Сержант изобразил самое искреннее недоумение.

— Я просто не понимаю вас, миссис Уолтерс! Мы всего-навсего просим вас поехать с нами на пять минут в полицейский участок Амальфи. Если произошла ошибка, вас моментально отпустят. К чему создавать ненужные трудности для всех нас?

— Вы любите правду, сержант?

Тровато показал ряд белых, почти совершенных по форме зубов. Красивый и, без сомнения, вполне симпатичный полицейский офицер, решила Пегги, не имея ни малейшего представления о том, что этот симпатяга собирается с ней сделать.

— При моей работе, — ответил он, — правда столь редкое явление, что я почти позабыл, как звучит это слово.

— Тогда я постараюсь освежить вашу память, — сказала Пегги. — Вы, может, не поверите, но я создаю трудности для всех нас потому, что знаю: если я попаду в ваш полицейский участок, то живая оттуда не выйду.

Он уставился на нее:

— Не может быть, чтобы вы говорили такое всерьез, миссис Уолтерс.

— В самом деле? Я же говорила, что вы не поверите.

— Сожалею, — сказал он.

Самое нелепое, подумала Пегги, что он скорее всего действительно сожалеет. Вежливый, необычайно привлекательный мужчина старается выполнить свой повседневный долг и отправиться домой к своей семье, не причинив ненужной боли или беспокойства.
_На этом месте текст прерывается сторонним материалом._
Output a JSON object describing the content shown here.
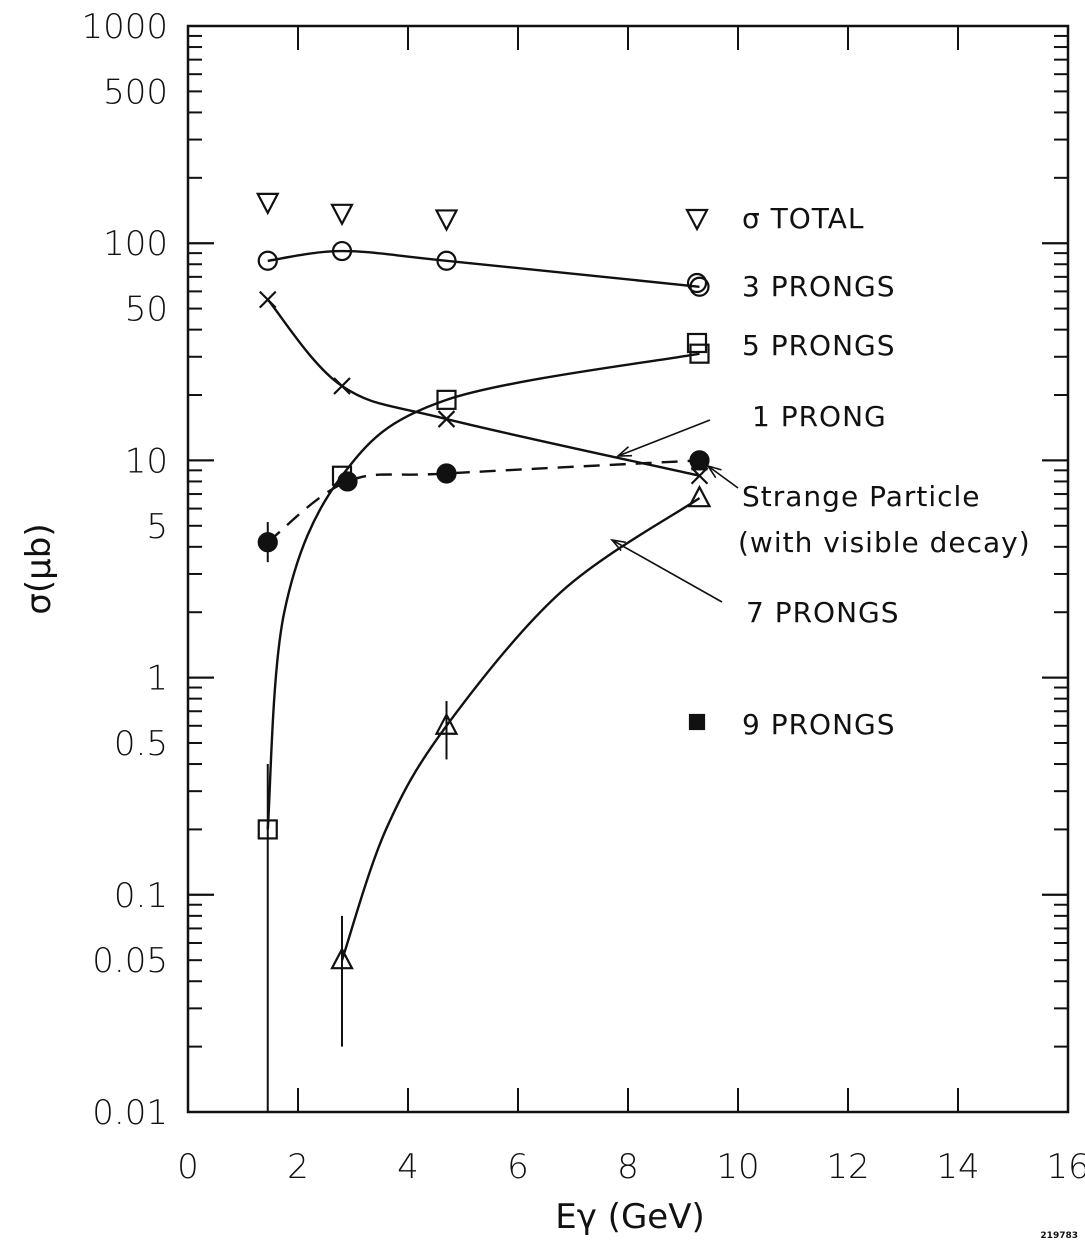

И даже когда он протянул к ней руку, это показалось не более чем теплым, человеческим жестом — один представитель рода человеческого тянется к другому в момент глубокого потрясения.

Мгновением позже она сделалась покорной, как святая, слабеющий вечерний свет еще более померк, и Пегги погрузилась в новую реальность тьмы и тишины.

Она не почувствовала, что падает, потому что сержант Тровато поддерживал ее, пока ее ноги не начали передвигаться.


Пегги поняла, что находится в тюремной камере, как только открыла глаза.

Она лежала лицом к окну, и прутья решетки перекрещивали сияющее золотом небо. Боли она не испытывала, только легкую неловкость в том месте шеи, на которое надавил ласковый сержант, чтобы прекратить приток крови к мозгу. Она чувствовала нечто похожее на то полное изнеможение, какое наступает порой после долгих и напряженных любовных упражнений, когда каждое движение дается с трудом и хочется отдаться полному бездействию.